Décembre au Mali

QUIMPER, le 25 Décembre 2002 

Mon cher président,

Tu m'as demandé de relater dans les colonnes de notre association SÉGOU-BREIZH mon dernier séjour à BAMAKO du 20 Novembre au 15 Décembre dernier. 

Avant de me lancer, laisse moi tout d'abord exprimer ma grande tristesse devant la fièvre consommatrice qui agite nos compatriotes, devant cette débauche de " bouffe " qui se retrouvera dès demain dans nos poubelles. Certes une telle constatation peut paraître quelque peu déplacée en cette période de fête, mais devant cet appétit de posséder toujours plus, je ne peux m'empêcher de penser à ces enfants des rues, qui tard dans la nuit errent dans les rues de BAMAKO, à la recherche de quelques ' jetons ' ( en clair la petite monnaie) dont la perception leur permettra d'obtenir un quignon de pain et leur évitera de se faire battre par leur marabout. Telle est la réalité et il faut rappeler cette situation, secouer les esprits pour tenter de ramener notre société à une vision plus solidaire.

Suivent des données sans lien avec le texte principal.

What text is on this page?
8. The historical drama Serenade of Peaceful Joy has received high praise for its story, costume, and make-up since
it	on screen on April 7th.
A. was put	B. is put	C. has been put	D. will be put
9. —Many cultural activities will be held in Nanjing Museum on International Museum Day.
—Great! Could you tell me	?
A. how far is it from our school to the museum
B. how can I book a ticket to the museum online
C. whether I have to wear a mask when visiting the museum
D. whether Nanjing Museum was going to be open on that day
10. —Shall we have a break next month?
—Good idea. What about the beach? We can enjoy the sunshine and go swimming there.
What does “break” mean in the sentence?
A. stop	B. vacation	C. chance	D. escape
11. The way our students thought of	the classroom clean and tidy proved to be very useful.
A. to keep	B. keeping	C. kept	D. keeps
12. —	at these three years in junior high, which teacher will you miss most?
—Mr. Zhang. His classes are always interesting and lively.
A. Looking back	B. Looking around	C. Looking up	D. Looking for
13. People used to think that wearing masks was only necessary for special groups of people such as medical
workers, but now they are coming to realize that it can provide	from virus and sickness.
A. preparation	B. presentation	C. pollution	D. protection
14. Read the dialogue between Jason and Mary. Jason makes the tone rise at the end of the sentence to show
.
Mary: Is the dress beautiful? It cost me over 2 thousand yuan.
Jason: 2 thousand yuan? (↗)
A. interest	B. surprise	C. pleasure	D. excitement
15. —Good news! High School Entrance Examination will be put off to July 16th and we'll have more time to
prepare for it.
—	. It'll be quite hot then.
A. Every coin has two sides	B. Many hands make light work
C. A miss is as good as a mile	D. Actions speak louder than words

Mais par peur de passer pour un rabat-joie atrabilaire, je vais arrêter là mes propos de vieux soixante huitard et enfin passer à l'essentiel de cette missive.

1°) Volet Médical: 

Destiné à mettre en pratique le protocole d'accord établi en septembre dernier avec le Docteur MAÎGA, ce séjour, le 3ème de cette année, s'est avéré riche de contacts intéressants.

Plantons d'abord le décor : BAMAKO est une mégalopole de maintenant 1 million d'habitants.
Les soins à la population, dont ne peut bénéficier que 15% de la société ( les 85% restant ne pouvant se soigner par manque d'argent ), sont assurés dans la capitale par 2 grands hôpitaux, le CHU du Point G, au nom quelque peu curieux, et l'hôpital GABRIEL TOURÉ.Tous deux sont situés sur la rive gauche du NIGER.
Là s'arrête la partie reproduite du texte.